Market volatility can be a nerve-racking experience for anyone. Most of us are familiar with statistics citing the fact that clients tend to panic-sell during sell-offs, which minimizes their participation when markets eventually rebound. This results in “sub-par” returns over time.

Typically, we alleviate client anxieties by explaining that market fluctuations are normal–they don’t move in straight lines. We explain that these fluctuations are an opportunity to add to attractive positions so that we take advantage of volatility rather than just allow our portfolios to be victimized by it. We may even use some hindsight example like ’08 – ’09 to highlight that even in the most turbulent markets, portfolios recovered so long as clients stayed invested and could participate in the eventual rise. But can we do more?

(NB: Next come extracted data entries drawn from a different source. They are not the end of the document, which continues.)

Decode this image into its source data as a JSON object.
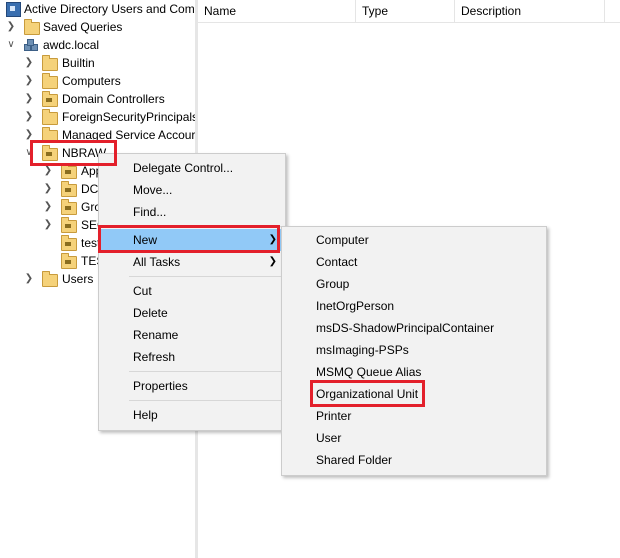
{
  "tree": {
    "root": "Active Directory Users and Com",
    "saved_queries": "Saved Queries",
    "domain": "awdc.local",
    "items": [
      "Builtin",
      "Computers",
      "Domain Controllers",
      "ForeignSecurityPrincipals",
      "Managed Service Accour"
    ],
    "selected": "NBRAW",
    "children": [
      "App",
      "DC",
      "Gro",
      "SEC",
      "test",
      "TES"
    ],
    "users": "Users"
  },
  "list_header": {
    "name": "Name",
    "type": "Type",
    "description": "Description"
  },
  "context_menu": {
    "items": [
      "Delegate Control...",
      "Move...",
      "Find...",
      "New",
      "All Tasks",
      "Cut",
      "Delete",
      "Rename",
      "Refresh",
      "Properties",
      "Help"
    ]
  },
  "new_submenu": {
    "items": [
      "Computer",
      "Contact",
      "Group",
      "InetOrgPerson",
      "msDS-ShadowPrincipalContainer",
      "msImaging-PSPs",
      "MSMQ Queue Alias",
      "Organizational Unit",
      "Printer",
      "User",
      "Shared Folder"
    ]
  },
  "colors": {
    "highlight": "#91c9f7",
    "annotation_box": "#e3202b",
    "menu_bg": "#f2f2f2"
  }
}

Each morning, I drive into work, usually arriving by 8:00 a.m. with meetings and calls starting at 8:30 a.m. My hour-long commute includes periodic bouts of “light” traffic, but occasionally it’s especially heavy—threatening to make me late or miss my early obligations. It’s in these moments that I find solace in Google Maps, and its real-time “arrival time” projections.

When I begin to feel anxious that traffic is going to derail something in my schedule, my “commute-advisor,” Google, more often than not reminds me that I’ll actually arrive in time. What it’s doing, importantly, is allowing me to connect the dots between my objective (to arrive in time for an 8:30 a.m. meeting) and my current position. With help from my “commute advisor,” I can see that in spite of what’s happening around me, I am still very much on track. Is wealth management much different?

We all get tunnel vision from time to time and, understandably, this is especially true for clients in turbulent markets. But whether commuter or client, there’s something to be said for focusing attention on the end game. This is an opportunity to reframe the conversation by placing “performance” in context, and remind clients that their objectives, which they came to you to address in the first place, may still be very much on track.

As wealth managers, we best speak to market volatility by helping to connect the dots for clients between portfolio activity, articulated client objectives, and the financial plan you’ve already created with them.